Elelyso® (taliglucerase alfa) (Revised)

Humana·KY, SC · Hematology, Internal Medicine, Pediatrics·Medicaid
Effective date
Mar 25, 2026
We identified it
Jun 25, 2026
Days to comply

Summary

Humana revised its Elelyso® (taliglucerase alfa) prior authorization policy effective March 25, 2026. The policy maintains coverage for Type 1 Gaucher disease treatment in Medicare and Medicaid (Kentucky and South Carolina) members, requiring confirmed diagnosis as the primary approval criterion.

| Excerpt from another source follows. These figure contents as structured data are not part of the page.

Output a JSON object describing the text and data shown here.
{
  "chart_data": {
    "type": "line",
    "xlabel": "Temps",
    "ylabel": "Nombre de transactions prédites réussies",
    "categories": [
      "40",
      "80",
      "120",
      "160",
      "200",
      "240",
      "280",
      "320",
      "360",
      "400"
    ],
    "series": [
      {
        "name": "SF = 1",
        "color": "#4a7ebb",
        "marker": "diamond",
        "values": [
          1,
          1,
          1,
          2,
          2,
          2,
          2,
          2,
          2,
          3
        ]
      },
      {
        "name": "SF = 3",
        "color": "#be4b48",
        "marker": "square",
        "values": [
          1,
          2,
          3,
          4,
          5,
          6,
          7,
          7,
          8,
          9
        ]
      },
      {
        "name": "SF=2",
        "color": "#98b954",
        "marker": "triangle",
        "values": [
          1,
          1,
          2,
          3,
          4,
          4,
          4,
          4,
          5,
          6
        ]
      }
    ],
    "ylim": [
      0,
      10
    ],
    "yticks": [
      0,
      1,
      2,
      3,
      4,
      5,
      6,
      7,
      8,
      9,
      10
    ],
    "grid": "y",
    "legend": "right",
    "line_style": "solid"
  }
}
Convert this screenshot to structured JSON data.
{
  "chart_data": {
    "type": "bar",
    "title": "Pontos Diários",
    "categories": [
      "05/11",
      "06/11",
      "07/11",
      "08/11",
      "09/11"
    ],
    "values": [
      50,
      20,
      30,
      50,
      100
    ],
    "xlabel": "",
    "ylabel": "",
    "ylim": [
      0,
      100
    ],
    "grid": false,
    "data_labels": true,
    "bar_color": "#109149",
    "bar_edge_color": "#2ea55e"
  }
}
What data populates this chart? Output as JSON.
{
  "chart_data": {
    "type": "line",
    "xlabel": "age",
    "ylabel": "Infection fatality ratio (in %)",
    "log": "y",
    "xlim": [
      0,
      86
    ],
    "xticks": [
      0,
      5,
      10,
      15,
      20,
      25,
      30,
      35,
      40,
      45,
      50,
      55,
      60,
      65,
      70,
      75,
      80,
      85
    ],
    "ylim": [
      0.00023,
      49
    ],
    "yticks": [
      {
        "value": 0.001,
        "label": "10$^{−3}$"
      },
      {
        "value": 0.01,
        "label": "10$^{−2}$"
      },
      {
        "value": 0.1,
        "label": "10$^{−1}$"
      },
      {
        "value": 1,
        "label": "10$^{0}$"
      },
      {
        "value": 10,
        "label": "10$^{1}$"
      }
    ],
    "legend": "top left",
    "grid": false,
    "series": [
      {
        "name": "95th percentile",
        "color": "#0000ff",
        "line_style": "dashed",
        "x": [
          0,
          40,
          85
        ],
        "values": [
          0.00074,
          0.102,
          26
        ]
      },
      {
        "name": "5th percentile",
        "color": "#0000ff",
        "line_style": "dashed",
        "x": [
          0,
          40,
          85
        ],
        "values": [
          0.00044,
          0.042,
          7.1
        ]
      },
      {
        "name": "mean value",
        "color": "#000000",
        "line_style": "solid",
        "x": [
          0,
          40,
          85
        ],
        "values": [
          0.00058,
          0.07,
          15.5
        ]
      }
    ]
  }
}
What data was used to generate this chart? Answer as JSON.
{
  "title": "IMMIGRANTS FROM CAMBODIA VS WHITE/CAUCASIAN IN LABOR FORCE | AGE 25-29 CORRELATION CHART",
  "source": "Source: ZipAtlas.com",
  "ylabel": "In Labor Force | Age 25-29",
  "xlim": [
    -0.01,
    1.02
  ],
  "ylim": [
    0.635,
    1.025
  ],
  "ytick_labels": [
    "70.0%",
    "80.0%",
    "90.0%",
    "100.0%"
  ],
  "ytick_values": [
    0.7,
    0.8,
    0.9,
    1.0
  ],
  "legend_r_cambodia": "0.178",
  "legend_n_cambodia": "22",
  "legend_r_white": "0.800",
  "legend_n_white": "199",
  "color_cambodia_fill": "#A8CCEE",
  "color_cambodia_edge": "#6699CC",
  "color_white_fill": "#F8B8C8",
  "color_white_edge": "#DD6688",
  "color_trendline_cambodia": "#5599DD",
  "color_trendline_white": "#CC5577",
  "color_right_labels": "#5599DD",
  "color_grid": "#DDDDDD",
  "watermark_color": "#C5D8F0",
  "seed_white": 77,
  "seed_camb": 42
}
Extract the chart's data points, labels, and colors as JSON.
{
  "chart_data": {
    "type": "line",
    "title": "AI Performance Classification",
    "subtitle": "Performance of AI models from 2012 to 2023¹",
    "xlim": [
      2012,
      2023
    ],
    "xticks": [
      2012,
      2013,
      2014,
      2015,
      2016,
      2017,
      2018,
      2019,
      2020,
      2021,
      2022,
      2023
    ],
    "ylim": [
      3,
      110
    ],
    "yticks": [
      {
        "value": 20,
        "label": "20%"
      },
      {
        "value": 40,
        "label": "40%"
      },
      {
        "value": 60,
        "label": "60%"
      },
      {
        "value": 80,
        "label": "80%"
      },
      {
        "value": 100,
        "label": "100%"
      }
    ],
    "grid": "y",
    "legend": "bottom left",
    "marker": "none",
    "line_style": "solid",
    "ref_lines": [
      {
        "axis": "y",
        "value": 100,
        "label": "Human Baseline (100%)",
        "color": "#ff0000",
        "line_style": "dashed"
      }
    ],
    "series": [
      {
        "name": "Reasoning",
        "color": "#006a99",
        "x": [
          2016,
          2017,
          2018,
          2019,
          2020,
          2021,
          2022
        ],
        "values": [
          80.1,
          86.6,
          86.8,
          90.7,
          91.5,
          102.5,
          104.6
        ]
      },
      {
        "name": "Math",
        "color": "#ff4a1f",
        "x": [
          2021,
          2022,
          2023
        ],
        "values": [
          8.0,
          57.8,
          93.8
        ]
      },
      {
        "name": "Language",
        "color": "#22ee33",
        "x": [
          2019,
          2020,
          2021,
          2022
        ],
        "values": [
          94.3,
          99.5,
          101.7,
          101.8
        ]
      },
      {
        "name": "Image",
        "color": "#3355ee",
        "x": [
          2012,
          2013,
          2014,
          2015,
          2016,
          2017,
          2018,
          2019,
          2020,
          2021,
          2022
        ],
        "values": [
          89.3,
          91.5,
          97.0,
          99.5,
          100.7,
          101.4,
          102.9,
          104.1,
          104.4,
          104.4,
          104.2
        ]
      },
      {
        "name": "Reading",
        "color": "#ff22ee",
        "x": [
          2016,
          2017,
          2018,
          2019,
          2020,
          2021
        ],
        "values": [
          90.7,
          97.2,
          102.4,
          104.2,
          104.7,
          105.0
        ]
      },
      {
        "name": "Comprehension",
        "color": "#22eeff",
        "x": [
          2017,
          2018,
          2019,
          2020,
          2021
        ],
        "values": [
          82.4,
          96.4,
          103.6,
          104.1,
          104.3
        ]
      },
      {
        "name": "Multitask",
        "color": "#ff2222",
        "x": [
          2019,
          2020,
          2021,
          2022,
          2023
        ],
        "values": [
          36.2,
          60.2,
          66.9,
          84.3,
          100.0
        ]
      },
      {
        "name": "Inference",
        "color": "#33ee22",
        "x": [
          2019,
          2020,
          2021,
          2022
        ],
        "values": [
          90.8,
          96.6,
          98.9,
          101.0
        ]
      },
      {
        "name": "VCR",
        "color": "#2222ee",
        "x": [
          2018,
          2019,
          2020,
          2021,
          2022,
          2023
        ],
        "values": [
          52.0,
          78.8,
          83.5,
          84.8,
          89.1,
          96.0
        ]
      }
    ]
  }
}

This is a routine policy revision with no substantive coverage changes from the previous version.

Action Required

Action needed
By March 25, 2026: Billing and prior authorization staff should verify this is the current policy version by referencing Humana's online policy portal at www.humana.com/PAL before processing any Elelyso claims. No workflow changes are required—continue existing prior authorization procedures for Elelyso requests that document confirmed Type 1 Gaucher disease diagnosis. Ensure claims are submitted only for Medicare Advantage, Traditional Medicare, and applicable Medicaid (Kentucky and South Carolina) plans. Failure to use the current policy version may delay authorization, but substantive coverage criteria remain unchanged.